Der Koran gilt vielen Muslimen als Leitfaden für alle Lebensbereiche. Mit Hilfe von Interpretation und Analogie lesen sie aus dem Text selbst Hinweise auf moderne Themen wie Atomenlehre oder Evolutionstheorie heraus. Primär hat der Koran jedoch in der islamischen Geschichte die Philologie und Sprachphilosophie befördert.

Von Prof. i.R. Dr. Hans Daiber, Universität Frankfurt am Main | 02.03.2018
    "Gott ist es, der das Meer in euren Dienst gestellt hat, damit die Schiffe - auf seinen Befehl - darauf fahren, und damit ihr danach strebt, dass er euch Gunst erweist. Vielleicht würdet ihr dankbar sein. Und er hat von sich aus alles, was im Himmel und auf Erden ist, in euren Dienst gestellt. Darin liegen Zeichen für Leute, die nachdenken."
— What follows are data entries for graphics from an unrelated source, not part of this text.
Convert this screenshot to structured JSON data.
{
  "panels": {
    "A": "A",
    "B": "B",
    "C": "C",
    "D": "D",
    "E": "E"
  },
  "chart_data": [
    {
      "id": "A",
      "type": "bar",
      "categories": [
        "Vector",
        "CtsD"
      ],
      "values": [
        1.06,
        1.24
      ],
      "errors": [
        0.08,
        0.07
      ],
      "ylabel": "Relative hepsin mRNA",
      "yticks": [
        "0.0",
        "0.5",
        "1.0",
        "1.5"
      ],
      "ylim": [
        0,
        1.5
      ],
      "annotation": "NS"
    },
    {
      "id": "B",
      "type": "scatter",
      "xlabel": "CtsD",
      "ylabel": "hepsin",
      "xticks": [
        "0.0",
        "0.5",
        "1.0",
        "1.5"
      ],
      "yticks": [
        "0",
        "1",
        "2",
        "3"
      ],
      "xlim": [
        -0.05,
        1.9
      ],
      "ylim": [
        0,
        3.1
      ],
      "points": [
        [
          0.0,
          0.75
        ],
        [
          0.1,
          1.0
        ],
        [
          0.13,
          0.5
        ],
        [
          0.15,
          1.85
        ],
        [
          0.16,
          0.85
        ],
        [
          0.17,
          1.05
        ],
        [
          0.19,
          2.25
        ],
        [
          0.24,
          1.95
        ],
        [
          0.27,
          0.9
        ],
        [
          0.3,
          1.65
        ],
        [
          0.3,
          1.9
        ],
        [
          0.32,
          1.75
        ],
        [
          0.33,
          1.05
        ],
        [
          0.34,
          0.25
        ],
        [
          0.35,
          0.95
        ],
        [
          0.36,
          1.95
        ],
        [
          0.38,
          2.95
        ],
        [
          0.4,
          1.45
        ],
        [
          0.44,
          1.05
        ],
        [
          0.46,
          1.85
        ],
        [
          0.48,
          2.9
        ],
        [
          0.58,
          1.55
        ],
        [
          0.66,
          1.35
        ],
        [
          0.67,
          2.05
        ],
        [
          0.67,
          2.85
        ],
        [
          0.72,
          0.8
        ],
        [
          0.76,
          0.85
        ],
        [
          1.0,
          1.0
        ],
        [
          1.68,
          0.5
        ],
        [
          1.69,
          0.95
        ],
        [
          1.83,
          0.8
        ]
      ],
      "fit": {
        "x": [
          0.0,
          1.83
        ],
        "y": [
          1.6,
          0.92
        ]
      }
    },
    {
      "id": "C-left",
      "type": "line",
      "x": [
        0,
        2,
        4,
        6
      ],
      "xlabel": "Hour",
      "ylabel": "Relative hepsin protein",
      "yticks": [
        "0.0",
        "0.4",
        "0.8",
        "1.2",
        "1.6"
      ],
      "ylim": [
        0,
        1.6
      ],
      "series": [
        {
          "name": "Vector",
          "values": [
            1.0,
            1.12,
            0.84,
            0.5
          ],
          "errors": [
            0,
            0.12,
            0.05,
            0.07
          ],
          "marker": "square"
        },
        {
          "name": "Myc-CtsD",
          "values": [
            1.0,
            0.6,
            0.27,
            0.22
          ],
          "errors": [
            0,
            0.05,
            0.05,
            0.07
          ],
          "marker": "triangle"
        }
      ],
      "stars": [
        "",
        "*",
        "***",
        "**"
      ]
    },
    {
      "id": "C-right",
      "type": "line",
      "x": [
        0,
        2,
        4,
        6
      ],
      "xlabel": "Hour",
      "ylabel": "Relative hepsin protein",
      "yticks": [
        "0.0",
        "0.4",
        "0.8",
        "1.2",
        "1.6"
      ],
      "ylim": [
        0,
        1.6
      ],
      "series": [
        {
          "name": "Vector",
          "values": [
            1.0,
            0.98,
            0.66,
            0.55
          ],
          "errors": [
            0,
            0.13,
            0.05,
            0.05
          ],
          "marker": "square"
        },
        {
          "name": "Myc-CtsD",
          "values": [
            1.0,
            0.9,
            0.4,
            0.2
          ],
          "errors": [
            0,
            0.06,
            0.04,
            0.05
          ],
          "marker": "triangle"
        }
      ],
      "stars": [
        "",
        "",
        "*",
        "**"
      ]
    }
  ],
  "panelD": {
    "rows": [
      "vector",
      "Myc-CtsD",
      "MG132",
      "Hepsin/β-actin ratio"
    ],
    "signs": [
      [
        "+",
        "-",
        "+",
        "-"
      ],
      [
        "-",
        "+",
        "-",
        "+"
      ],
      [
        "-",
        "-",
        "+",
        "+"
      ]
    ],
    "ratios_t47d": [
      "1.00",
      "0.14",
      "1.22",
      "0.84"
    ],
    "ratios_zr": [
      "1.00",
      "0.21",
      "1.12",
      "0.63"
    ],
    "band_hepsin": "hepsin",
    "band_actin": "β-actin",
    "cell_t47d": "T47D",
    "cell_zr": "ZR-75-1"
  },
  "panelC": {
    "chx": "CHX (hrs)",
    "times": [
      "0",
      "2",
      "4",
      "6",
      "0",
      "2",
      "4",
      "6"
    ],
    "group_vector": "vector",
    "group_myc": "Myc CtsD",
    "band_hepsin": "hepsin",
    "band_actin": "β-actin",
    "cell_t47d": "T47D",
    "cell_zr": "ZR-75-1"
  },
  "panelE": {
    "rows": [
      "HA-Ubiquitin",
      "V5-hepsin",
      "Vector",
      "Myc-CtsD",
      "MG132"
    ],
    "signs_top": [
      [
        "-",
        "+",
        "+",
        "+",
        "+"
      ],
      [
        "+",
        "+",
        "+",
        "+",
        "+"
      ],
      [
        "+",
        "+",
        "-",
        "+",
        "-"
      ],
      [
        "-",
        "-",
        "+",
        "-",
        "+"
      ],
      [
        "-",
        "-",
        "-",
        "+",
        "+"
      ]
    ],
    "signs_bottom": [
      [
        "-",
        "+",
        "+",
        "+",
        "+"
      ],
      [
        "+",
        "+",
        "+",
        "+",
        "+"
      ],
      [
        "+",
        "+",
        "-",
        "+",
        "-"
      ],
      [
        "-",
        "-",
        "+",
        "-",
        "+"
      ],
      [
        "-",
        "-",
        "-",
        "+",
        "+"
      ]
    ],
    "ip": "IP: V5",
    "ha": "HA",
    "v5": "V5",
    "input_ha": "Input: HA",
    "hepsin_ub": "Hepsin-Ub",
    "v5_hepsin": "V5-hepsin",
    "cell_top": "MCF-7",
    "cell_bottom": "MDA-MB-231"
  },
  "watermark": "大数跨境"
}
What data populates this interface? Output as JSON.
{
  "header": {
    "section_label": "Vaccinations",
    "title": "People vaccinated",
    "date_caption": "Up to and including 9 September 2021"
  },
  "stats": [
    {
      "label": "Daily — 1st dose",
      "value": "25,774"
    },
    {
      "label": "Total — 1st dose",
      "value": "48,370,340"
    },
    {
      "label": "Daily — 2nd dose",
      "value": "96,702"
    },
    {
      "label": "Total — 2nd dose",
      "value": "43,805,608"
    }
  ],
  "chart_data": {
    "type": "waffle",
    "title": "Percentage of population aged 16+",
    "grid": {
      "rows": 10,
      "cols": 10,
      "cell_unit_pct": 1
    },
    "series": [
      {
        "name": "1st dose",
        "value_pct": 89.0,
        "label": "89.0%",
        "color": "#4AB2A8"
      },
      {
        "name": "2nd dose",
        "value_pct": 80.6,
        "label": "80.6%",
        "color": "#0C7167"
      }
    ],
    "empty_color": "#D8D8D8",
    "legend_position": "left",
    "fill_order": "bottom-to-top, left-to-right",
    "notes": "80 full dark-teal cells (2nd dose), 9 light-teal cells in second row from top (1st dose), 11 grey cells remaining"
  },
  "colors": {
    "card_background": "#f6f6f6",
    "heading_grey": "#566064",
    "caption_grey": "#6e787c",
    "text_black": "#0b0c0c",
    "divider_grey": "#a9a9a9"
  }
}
    In diesen Versen stellt Gott seine Schöpfung in den Dienst der Menschen. Wer denken kann, erkennt, dass Gott hier am Werke ist und der Mensch Gott dankbar sein soll .
    Die Sendereihe Koran erklärt als Multimediapräsentation
    Mohammed 'Abdus Salám, der pakistanische Nobelpreisträger für Physik, hat im Jahre 1983 hieraus die Aufforderung abgeleitet, über die Natur und die Kontrolle über die Natur nachzudenken. Wissenschaft fördere in ihrer Universalität die Zusammenarbeit zwischen allen Nationen. Der Koran erscheint hier als eine zeitlose Aussage mit religiös-ethischer Orientierung.
    Es ist jedoch falsch zu meinen, im Koran Einsichten moderner Wissenschaft finden zu können. Dennoch suchen muslimische Kreise immer wieder im Koran Hinweise etwa auf die Atomenlehre oder die Evolutionstheorie.
    Daiber am Rednerpult.
    Hans Daiber lehrte in Amsterdam und Frankfurt am Main. (priv.)
    Der Koran ist primär eine Inspirationsquelle für islamische Religiosität, für Hoffnungen und Handlungen. Der muslimische Gelehrte Dschamaladdin al- Afghani hat im Jahre 1883 die Auffassung vertreten, dass die Religion wie die menschliche Vernunft zu einer höheren Form von Zivilisation erziehe, aber auch ein Refugium für die Vorstellungskraft und für Hoffnungen sei. Hiermit lehnt er entschieden die These des französischen Orientalisten Ernest Renan ab, wonach der Islam wissenschaftsfeindlich sei.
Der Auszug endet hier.